The basic workflow starts by converting each item into an embedding using a machine learning model. When a user submits a query, the system embeds the query too, then compares it to stored vectors using a similarity measure such as cosine similarity or Euclidean distance. Because checking every vector would be slow at large scale, vector databases use indexing methods like approximate nearest neighbor search to quickly find the closest matches. This supports applications such as retrieval-augmented generation, recommendation systems, image search, and anomaly detection.
Key Facts
- An embedding is a vector such as x = [x1, x2, ..., xn] that represents an item in n-dimensional space.

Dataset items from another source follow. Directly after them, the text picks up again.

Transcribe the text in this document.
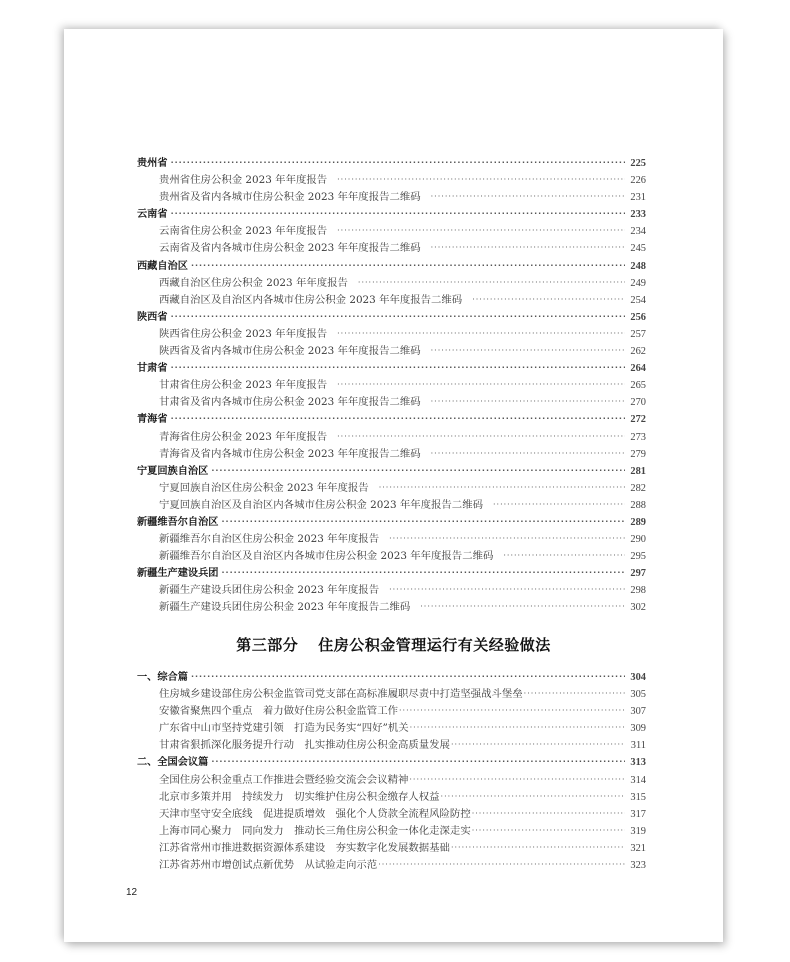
贵州省 ·····	225
贵州省住房公积金 2023 年年度报告 ·····	226
贵州省及省内各城市住房公积金 2023 年年度报告二维码 ·····	231
云南省 ·····	233
云南省住房公积金 2023 年年度报告 ·····	234
云南省及省内各城市住房公积金 2023 年年度报告二维码 ·····	245
西藏自治区 ·····	248
西藏自治区住房公积金 2023 年年度报告 ·····	249
西藏自治区及自治区内各城市住房公积金 2023 年年度报告二维码 ·····	254
陕西省 ·····	256
陕西省住房公积金 2023 年年度报告 ·····	257
陕西省及省内各城市住房公积金 2023 年年度报告二维码 ·····	262
甘肃省 ·····	264
甘肃省住房公积金 2023 年年度报告 ·····	265
甘肃省及省内各城市住房公积金 2023 年年度报告二维码 ·····	270
青海省 ·····	272
青海省住房公积金 2023 年年度报告 ·····	273
青海省及省内各城市住房公积金 2023 年年度报告二维码 ·····	279
宁夏回族自治区 ·····	281
宁夏回族自治区住房公积金 2023 年年度报告 ·····	282
宁夏回族自治区及自治区内各城市住房公积金 2023 年年度报告二维码 ·····	288
新疆维吾尔自治区 ·····	289
新疆维吾尔自治区住房公积金 2023 年年度报告 ·····	290
新疆维吾尔自治区及自治区内各城市住房公积金 2023 年年度报告二维码 ·····	295
新疆生产建设兵团 ·····	297
新疆生产建设兵团住房公积金 2023 年年度报告 ·····	298
新疆生产建设兵团住房公积金 2023 年年度报告二维码 ·····	302
第三部分 住房公积金管理运行有关经验做法
一、综合篇 ·····	304
住房城乡建设部住房公积金监管司党支部在高标准履职尽责中打造坚强战斗堡垒 ·····	305
安徽省聚焦四个重点　着力做好住房公积金监管工作 ·····	307
广东省中山市坚持党建引领　打造为民务实“四好”机关 ·····	309
甘肃省狠抓深化服务提升行动　扎实推动住房公积金高质量发展 ·····	311
二、全国会议篇 ·····	313
全国住房公积金重点工作推进会暨经验交流会会议精神 ·····	314
北京市多策并用　持续发力　切实维护住房公积金缴存人权益 ·····	315
天津市坚守安全底线　促进提质增效　强化个人贷款全流程风险防控 ·····	317
上海市同心聚力　同向发力　推动长三角住房公积金一体化走深走实 ·····	319
江苏省常州市推进数据资源体系建设　夯实数字化发展数据基础 ·····	321
江苏省苏州市增创试点新优势　从试验走向示范 ·····	323
12
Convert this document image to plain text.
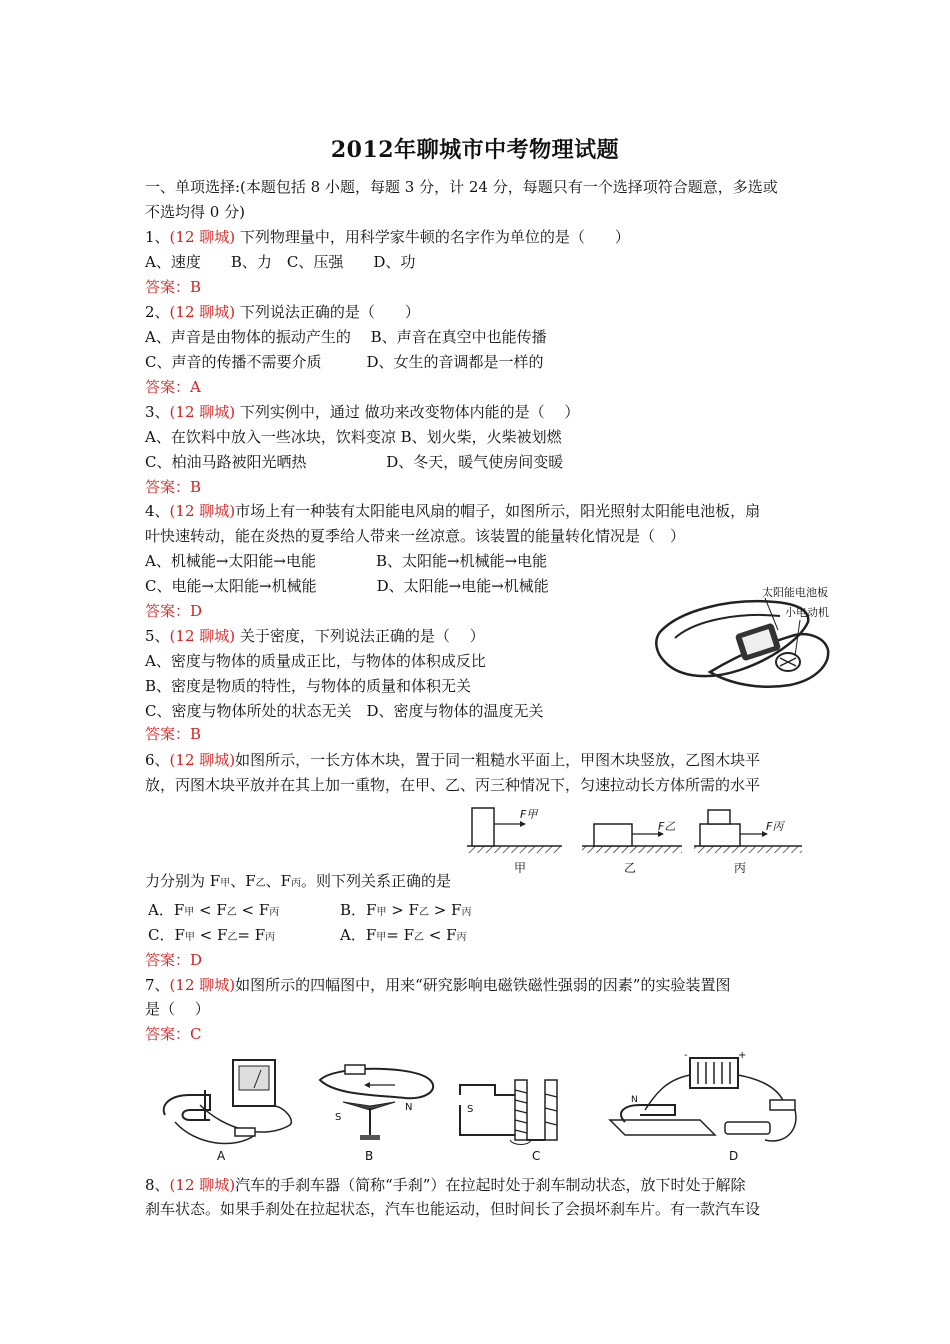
2012年聊城市中考物理试题
一、单项选择:(本题包括 8 小题，每题 3 分，计 24 分，每题只有一个选择项符合题意，多选或
不选均得 0 分)
1、(12 聊城) 下列物理量中，用科学家牛顿的名字作为单位的是（　　）
A、速度　　B、力　C、压强　　D、功
答案：B
2、(12 聊城) 下列说法正确的是（　　）
A、声音是由物体的振动产生的　 B、声音在真空中也能传播
C、声音的传播不需要介质　　　D、女生的音调都是一样的
答案：A
3、(12 聊城) 下列实例中，通过 做功来改变物体内能的是（　 ）
A、在饮料中放入一些冰块，饮料变凉 B、划火柴，火柴被划燃
C、柏油马路被阳光晒热　　　　　 D、冬天，暖气使房间变暖
答案：B
4、(12 聊城)市场上有一种装有太阳能电风扇的帽子，如图所示，阳光照射太阳能电池板，扇
叶快速转动，能在炎热的夏季给人带来一丝凉意。该装置的能量转化情况是（　）
A、机械能→太阳能→电能　　　　B、太阳能→机械能→电能
C、电能→太阳能→机械能　　　　D、太阳能→电能→机械能
答案：D
太阳能电池板
小电动机
5、(12 聊城) 关于密度，下列说法正确的是（　 ）
A、密度与物体的质量成正比，与物体的体积成反比
B、密度是物质的特性，与物体的质量和体积无关
C、密度与物体所处的状态无关　D、密度与物体的温度无关
答案：B
6、(12 聊城)如图所示，一长方体木块，置于同一粗糙水平面上，甲图木块竖放，乙图木块平
放，丙图木块平放并在其上加一重物，在甲、乙、丙三种情况下，匀速拉动长方体所需的水平
F甲
甲
F乙
乙
F丙
丙
力分别为 F甲、F乙、F丙。则下列关系正确的是
A．F甲 < F乙 < F丙	B．F甲 > F乙 > F丙
C．F甲 < F乙= F丙	A．F甲= F乙 < F丙
答案：D
7、(12 聊城)如图所示的四幅图中，用来“研究影响电磁铁磁性强弱的因素”的实验装置图
是（　 ）
答案：C
A
S
N
B
S
C
-	+
N
D
8、(12 聊城)汽车的手刹车器（简称“手刹”）在拉起时处于刹车制动状态，放下时处于解除
刹车状态。如果手刹处在拉起状态，汽车也能运动，但时间长了会损坏刹车片。有一款汽车设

- Semantic similarity search returns items with nearby embeddings, not just items with matching words.
- Cosine similarity is cos(theta) = (A · B) / (||A|| ||B||). Larger values mean more similar directions.
- Euclidean distance is d(A,B) = sqrt(sum_i (Ai - Bi)^2). Smaller distance means vectors are closer.
- Nearest neighbor search finds the k closest vectors to a query vector q, often written as top-k NN(q).
- Approximate nearest neighbor methods trade a small amount of accuracy for much faster search on large datasets.
Vocabulary
- Embedding
- A list of numbers produced by a model that represents the meaning or features of an item.
- Vector space
- A mathematical space where each item is represented as a point with numerical coordinates.
- Similarity metric
- A rule such as cosine similarity or Euclidean distance used to measure how alike two vectors are.
- Nearest neighbor
- A stored vector that is among the closest matches to a query vector according to a similarity metric.
- Approximate nearest neighbor
- A fast search method that usually finds very close matches without checking every vector exactly.
Common Mistakes to Avoid
- Treating vector search like keyword search, which is wrong because embeddings compare meaning and context rather than exact word overlap.
- Using the wrong similarity metric, which is wrong because some embeddings are designed for cosine similarity while others work better with distance measures like Euclidean distance.
- Assuming 2D plots show the full embedding space, which is wrong because real embeddings often have hundreds or thousands of dimensions and the plot is only a projection.
- Believing exact search is always necessary, which is wrong because approximate nearest neighbor methods are usually much faster and still accurate enough for large AI systems.
Practice Questions
- 1 A text embedding model stores three document vectors: D1 = [1, 0], D2 = [0, 1], and D3 = [1, 1]. A query vector is q = [2, 1]. Using Euclidean distance, which document is the nearest neighbor?
- 2 Two vectors are A = [1, 2, 2] and B = [2, 1, 2]. Compute their cosine similarity using cos(theta) = (A · B) / (||A|| ||B||).
- 3 A user searches for "car repair" and the database returns a document about "automobile maintenance" even though it does not contain the word "car." Explain why a vector database can return this result while a basic keyword search might miss it.